According to Ms O'Mahony, "nobody wants to make money out of cases like these", but the State Claims Agency, which handles medical negligence cases on behalf of the HSE, continues to contest every aspect of the case, even when liability has been accepted, as happened in their case.

“The State Claims Agency fought us all the way: at times we felt like the defendants. They fight tooth and nail about care and needs and contest almost everything.

“Of course, their job is to protect the money and the State, but in cases where negligence is admitted they should be more empathetic.”

Aside from the issue of periodic payments being enacted in law, Ms O’Mahony would like to see the current Medical Council guidelines on duty of candour for the medical profession, where they operate an open approach of communicating to patients, strengthened by legislation, as has happened in other states.

“There should be a duty of candour on medical professionals to put up their hands and admit this happened and say, ‘How can we go forward from here?’

“I don’t feel any anger towards them: what happened to Eoin should not have happened but it did, and we need to move on and provide the best possible care for him.”

Ms O’Mahony said the whole process was hugely draining and returning to the High Court each time resurrected the terrible trauma of Eoin becoming ill, so when the case was finalised, she felt a certain relief.

Relief

“My feeling this week is one of relief that that part of it is over. People speak about ‘closure’: I hate the word because for us, it continues in terms of care, which is the primary thing really, but at least the legal side of it is finished and the money goes to the ward of courts office to draw down for Eoin.

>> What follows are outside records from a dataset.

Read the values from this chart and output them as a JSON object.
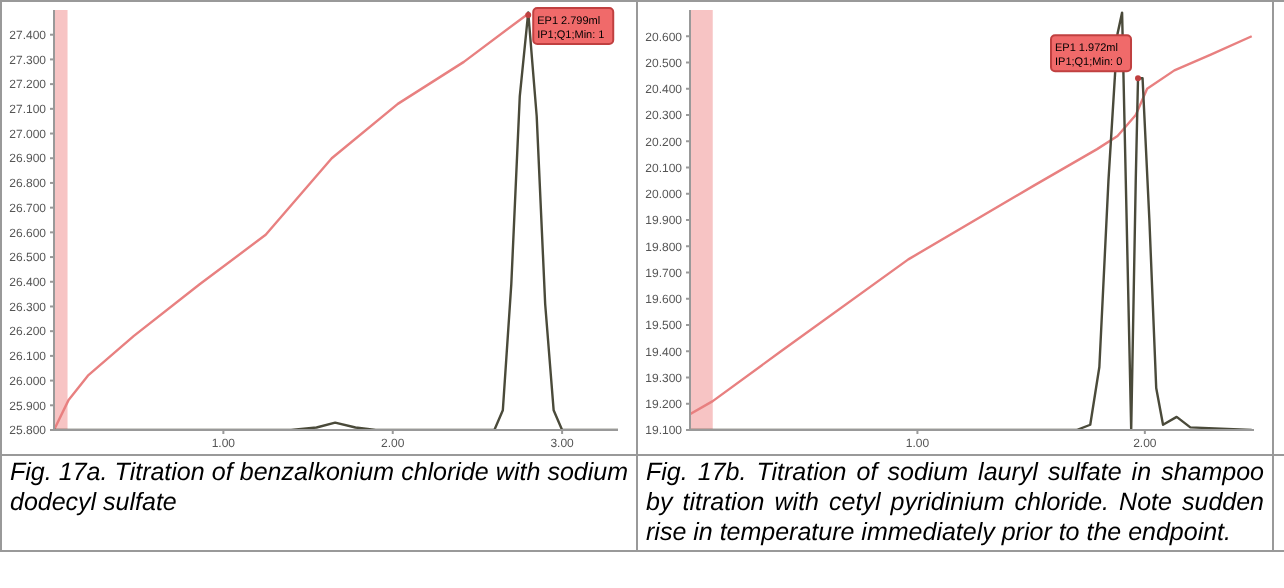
{
  "chart_data": [
    {
      "type": "line",
      "xlim": [
        0,
        3.33
      ],
      "xticks": [
        {
          "value": 1,
          "label": "1.00"
        },
        {
          "value": 2,
          "label": "2.00"
        },
        {
          "value": 3,
          "label": "3.00"
        }
      ],
      "ylim": [
        25.8,
        27.5
      ],
      "yticks": [
        {
          "value": 25.8,
          "label": "25.800"
        },
        {
          "value": 25.9,
          "label": "25.900"
        },
        {
          "value": 26,
          "label": "26.000"
        },
        {
          "value": 26.1,
          "label": "26.100"
        },
        {
          "value": 26.2,
          "label": "26.200"
        },
        {
          "value": 26.3,
          "label": "26.300"
        },
        {
          "value": 26.4,
          "label": "26.400"
        },
        {
          "value": 26.5,
          "label": "26.500"
        },
        {
          "value": 26.6,
          "label": "26.600"
        },
        {
          "value": 26.7,
          "label": "26.700"
        },
        {
          "value": 26.8,
          "label": "26.800"
        },
        {
          "value": 26.9,
          "label": "26.900"
        },
        {
          "value": 27,
          "label": "27.000"
        },
        {
          "value": 27.1,
          "label": "27.100"
        },
        {
          "value": 27.2,
          "label": "27.200"
        },
        {
          "value": 27.3,
          "label": "27.300"
        },
        {
          "value": 27.4,
          "label": "27.400"
        }
      ],
      "grid": false,
      "legend": false,
      "marker": "none",
      "bands": [
        {
          "axis": "x",
          "from": 0,
          "to": 0.08,
          "color": "#f7c4c4"
        }
      ],
      "series": [
        {
          "color": "#e88080",
          "x": [
            0,
            0.085,
            0.2,
            0.47,
            0.86,
            1.25,
            1.64,
            2.03,
            2.42,
            2.79
          ],
          "values": [
            25.8,
            25.92,
            26.02,
            26.18,
            26.39,
            26.59,
            26.9,
            27.12,
            27.29,
            27.48
          ]
        },
        {
          "color": "#4a4a3a",
          "x": [
            0,
            1.4,
            1.55,
            1.66,
            1.78,
            1.9,
            2.6,
            2.65,
            2.7,
            2.75,
            2.8,
            2.85,
            2.9,
            2.95,
            3.0,
            3.33
          ],
          "values": [
            25.8,
            25.8,
            25.81,
            25.83,
            25.81,
            25.8,
            25.8,
            25.88,
            26.39,
            27.15,
            27.49,
            27.07,
            26.31,
            25.88,
            25.8,
            25.8
          ]
        }
      ],
      "annotations": [
        {
          "text": "EP1 2.799ml\nIP1;Q1;Min: 1",
          "x": 2.8,
          "y": 27.48
        },
        "Fig. 17a. Titration of benzalkonium chloride with sodium dodecyl sulfate"
      ]
    },
    {
      "type": "line",
      "xlim": [
        0,
        2.48
      ],
      "xticks": [
        {
          "value": 1,
          "label": "1.00"
        },
        {
          "value": 2,
          "label": "2.00"
        }
      ],
      "ylim": [
        19.1,
        20.7
      ],
      "yticks": [
        {
          "value": 19.1,
          "label": "19.100"
        },
        {
          "value": 19.2,
          "label": "19.200"
        },
        {
          "value": 19.3,
          "label": "19.300"
        },
        {
          "value": 19.4,
          "label": "19.400"
        },
        {
          "value": 19.5,
          "label": "19.500"
        },
        {
          "value": 19.6,
          "label": "19.600"
        },
        {
          "value": 19.7,
          "label": "19.700"
        },
        {
          "value": 19.8,
          "label": "19.800"
        },
        {
          "value": 19.9,
          "label": "19.900"
        },
        {
          "value": 20,
          "label": "20.000"
        },
        {
          "value": 20.1,
          "label": "20.100"
        },
        {
          "value": 20.2,
          "label": "20.200"
        },
        {
          "value": 20.3,
          "label": "20.300"
        },
        {
          "value": 20.4,
          "label": "20.400"
        },
        {
          "value": 20.5,
          "label": "20.500"
        },
        {
          "value": 20.6,
          "label": "20.600"
        }
      ],
      "grid": false,
      "legend": false,
      "marker": "none",
      "bands": [
        {
          "axis": "x",
          "from": 0,
          "to": 0.1,
          "color": "#f7c4c4"
        }
      ],
      "series": [
        {
          "color": "#e88080",
          "x": [
            0,
            0.1,
            0.4,
            0.96,
            1.51,
            1.79,
            1.88,
            1.96,
            2.01,
            2.13,
            2.29,
            2.47
          ],
          "values": [
            19.16,
            19.21,
            19.4,
            19.75,
            20.03,
            20.17,
            20.22,
            20.3,
            20.4,
            20.47,
            20.53,
            20.6
          ]
        },
        {
          "color": "#4a4a3a",
          "x": [
            0,
            1.7,
            1.76,
            1.8,
            1.84,
            1.88,
            1.9,
            1.92,
            1.94,
            1.96,
            1.97,
            1.99,
            2.02,
            2.05,
            2.08,
            2.14,
            2.2,
            2.47
          ],
          "values": [
            19.1,
            19.1,
            19.12,
            19.34,
            20.05,
            20.61,
            20.69,
            19.9,
            19.1,
            20.05,
            20.44,
            20.44,
            19.9,
            19.26,
            19.12,
            19.15,
            19.11,
            19.1
          ]
        }
      ],
      "annotations": [
        {
          "text": "EP1 1.972ml\nIP1;Q1;Min: 0",
          "x": 1.97,
          "y": 20.44
        },
        "Fig. 17b. Titration of sodium lauryl sulfate in shampoo by titration with cetyl pyridinium chloride. Note sudden rise in temperature immediately prior to the endpoint."
      ]
    }
  ]
}
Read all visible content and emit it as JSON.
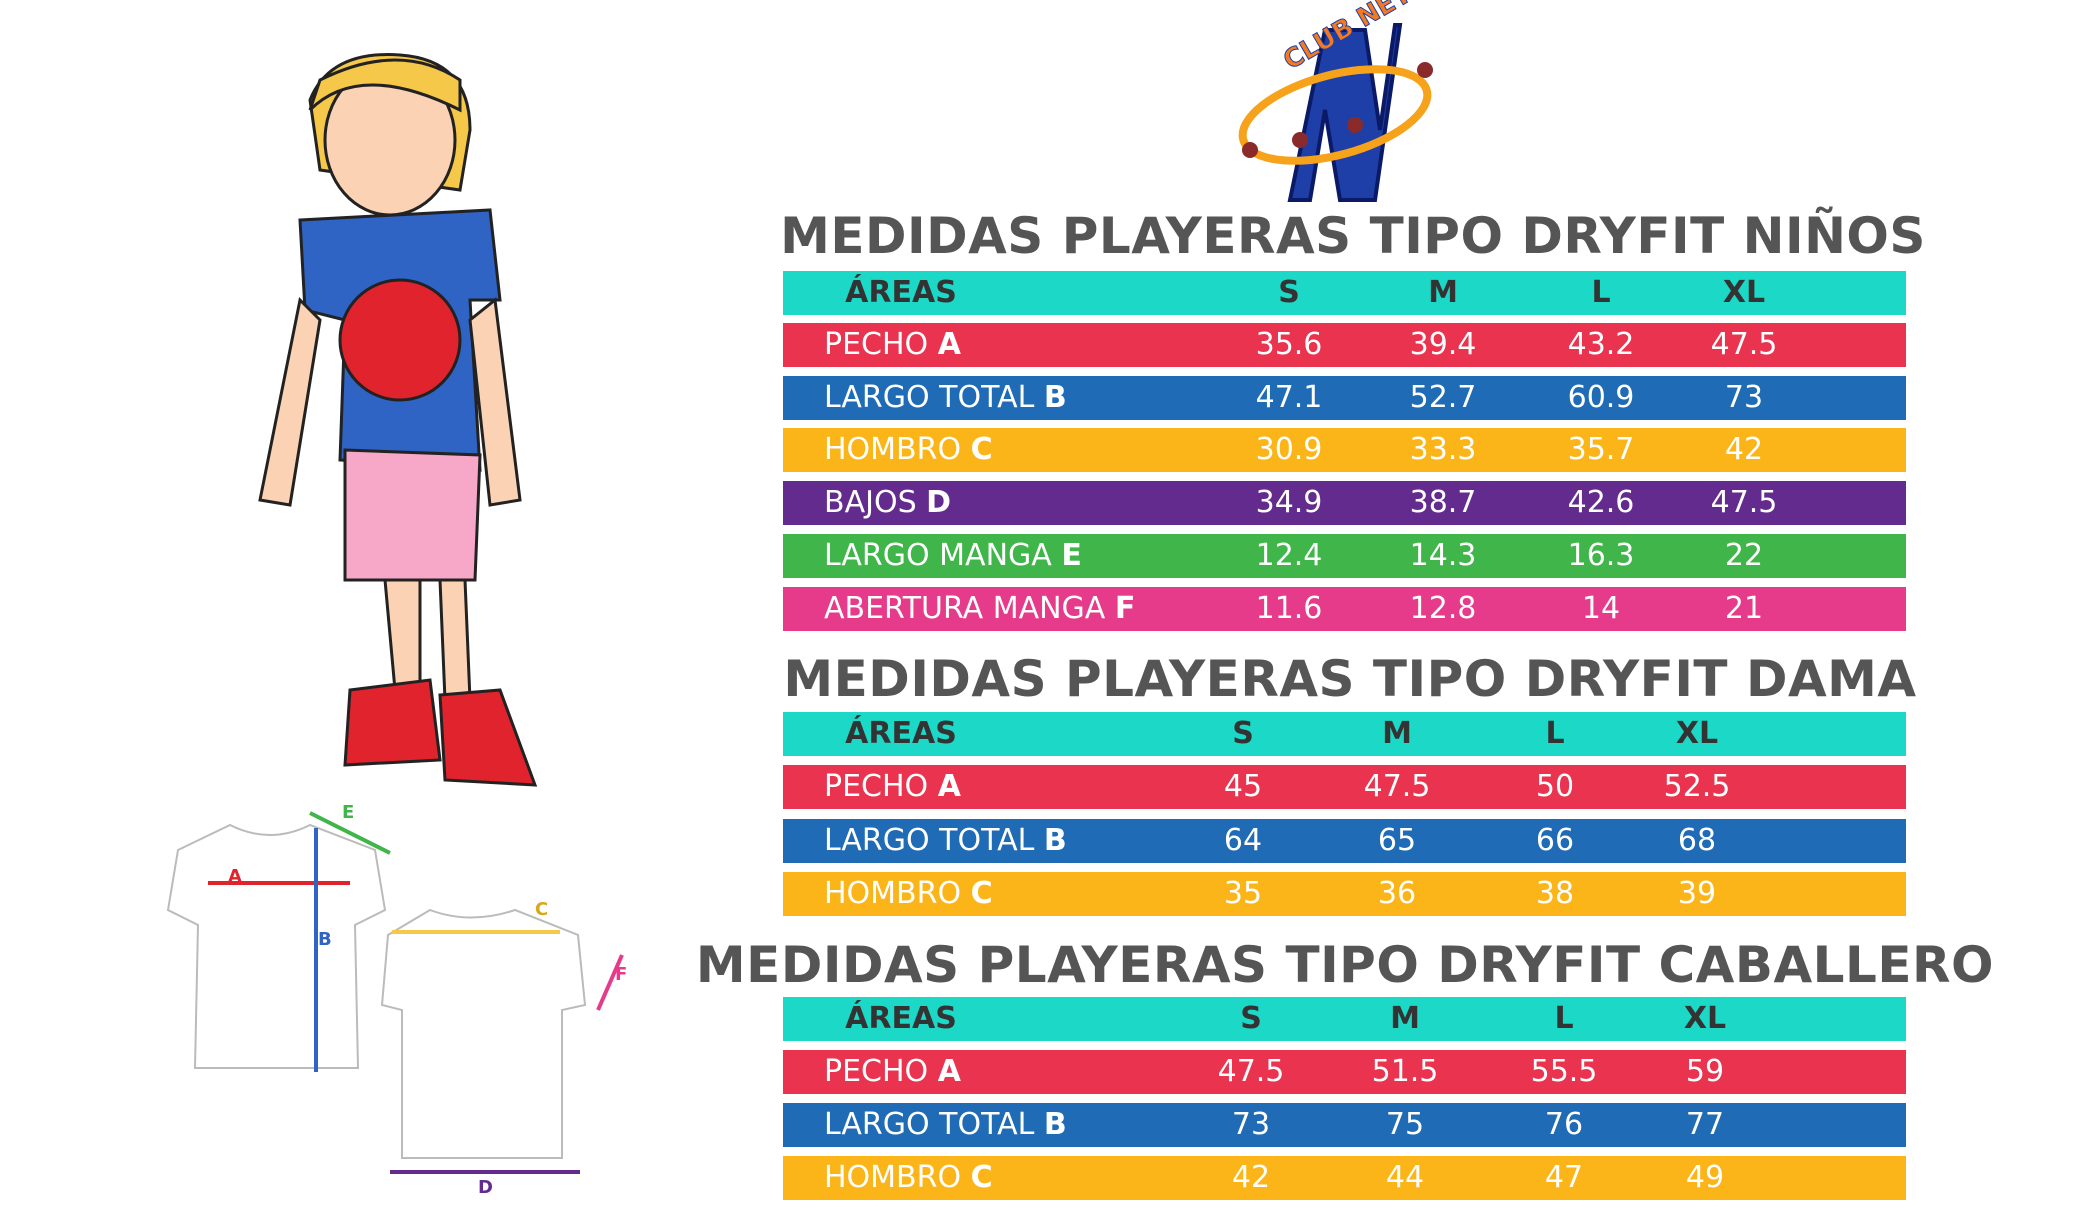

Eoin is doing well now thanks to the great care he receives from his support team, but caring for him is enormously expensive and Ms O’Mahony is conscious many other families are still caught up in the legal quagmire that took them some 14 years to work through.

“The Government should enact the periodic payments order legislation immediately and there should be a fast-track system introduced when negligence is admitted so that families can secure proper and prompt settlements for their loved ones. Like us, that’s all that families want.”

A Department of Justice spokesman said a schedule of the Civil Liability Amendment Bill 2015 relating to periodic payment orders was published in May, and the Bill is currently being drafted by the Office of Parliamentary Counsel.

It is intended to publish the Bill early in the new year, he said.